Y unos días después se quedó trabajando hasta muy tarde en la sala de doblaje, y luego fue a tomar un bocadillo al bar que había cerca de su casa. Era una noche de calor y había muchos jóvenes bebiendo refrescos. Estaba pagando cuando vio a alguien en la estantería de los periódicos, que lo miraba por encima de una revista abierta. Se detuvo. No quería volverse a mirar, para llevarse la desilusión de un simple parecido. Pero tampoco quería irse.
Oyó cómo pasaban una página, y vio por el rabillo del ojo la portada de la revista: The Illustrated London News.
No sintió miedo: pensaba con demasiada rapidez, con demasiada desesperación: si aquello fuera real y pudiera asirse a ella para recuperarla, y volver a empezar desde aquel mismo instante, desde aquella noche.
-Aquí tiene la vuelta, señor Leonard.
-Gracias.
Sin atreverse a mirar, se dirigió a la puerta y entonces la revista se cerró, y la dejaron en la estantería, y oyó la respiración de alguien a su lado, muy cerca. Los vendedores de periódicos voceaban un número extra en la acera de enfrente, y entonces tomó la dirección contraria a su casa, el camino de ella, y oyó cómo ella lo seguía: las pisadas eran tan claras que aminoró el paso con la sensación de que a ella le costaba seguirlo.

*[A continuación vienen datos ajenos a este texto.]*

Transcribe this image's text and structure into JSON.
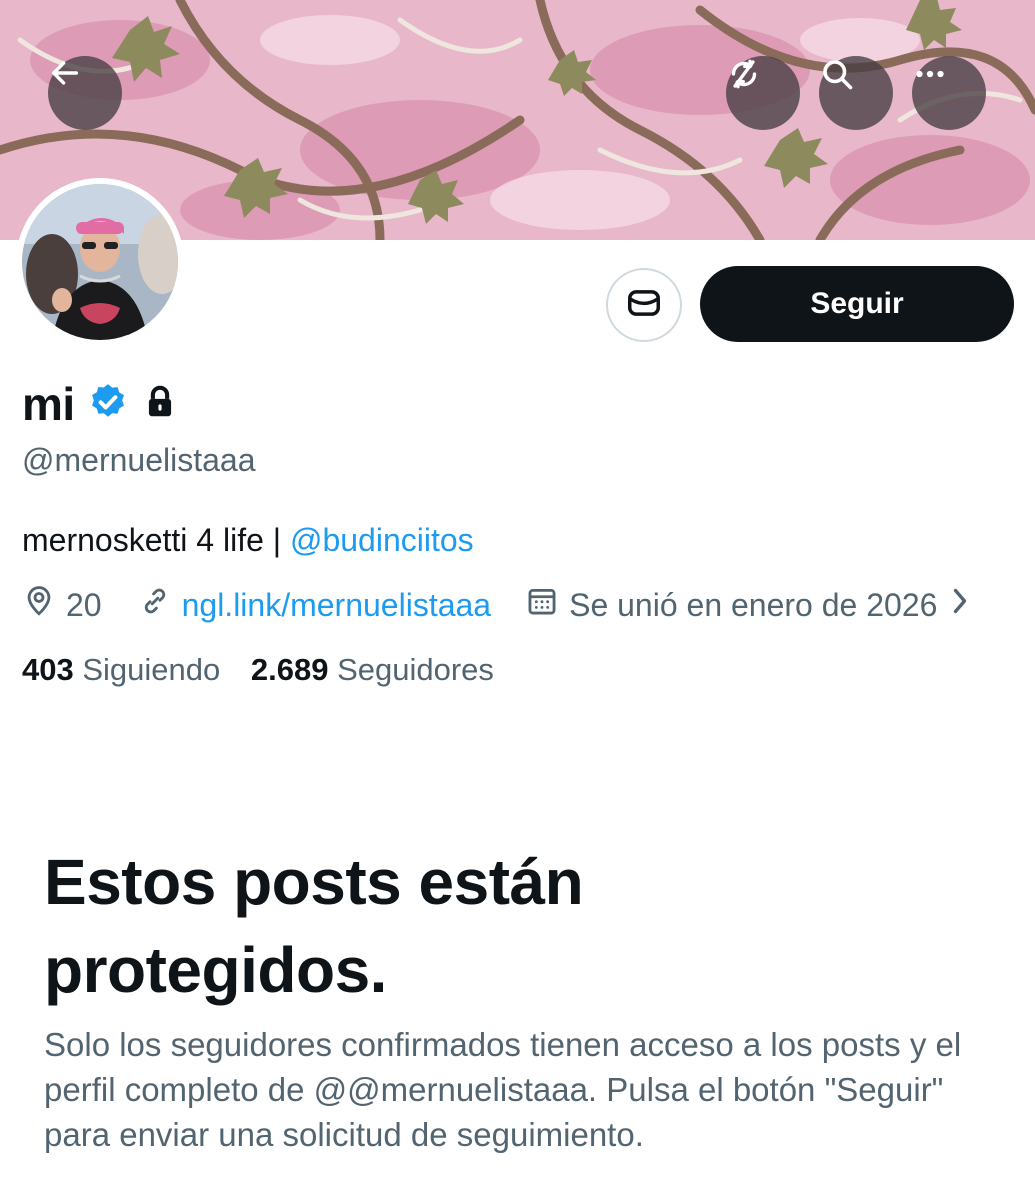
{
  "colors": {
    "banner_pink": "#e9b9cb",
    "primary_text": "#0f1419",
    "secondary_text": "#536471",
    "link_blue": "#1d9bf0",
    "verified_blue": "#1d9bf0"
  },
  "header": {
    "back_icon": "back-arrow-icon",
    "sync_icon": "sync-off-icon",
    "search_icon": "search-icon",
    "more_icon": "more-icon"
  },
  "profile": {
    "display_name": "mi",
    "handle": "@mernuelistaaa",
    "bio_text": "mernosketti 4 life | ",
    "bio_mention": "@budinciitos",
    "location": "20",
    "website": "ngl.link/mernuelistaaa",
    "joined": "Se unió en enero de 2026",
    "following_count": "403",
    "following_label": "Siguiendo",
    "followers_count": "2.689",
    "followers_label": "Seguidores"
  },
  "actions": {
    "follow_label": "Seguir",
    "message_icon": "message-icon"
  },
  "protected": {
    "title": "Estos posts están protegidos.",
    "description": "Solo los seguidores confirmados tienen acceso a los posts y el perfil completo de @@mernuelistaaa. Pulsa el botón \"Seguir\" para enviar una solicitud de seguimiento."
  }
}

Frente al patio de los apartamentos la abrazó para sentir más cerca su radiante belleza.
-Dame un beso de buenas noches -dijo ella-. Me gusta que me den un beso de buenas noches. Duermo mejor.
«Duerme entonces», pensó mientras daba la vuelta y se alejaba. «Duerme. Fue imposible: cuando me encontré con tu belleza, no quise malgastarla, pero la malgasté, no sé cómo. Duerme. Es lo único que te queda.»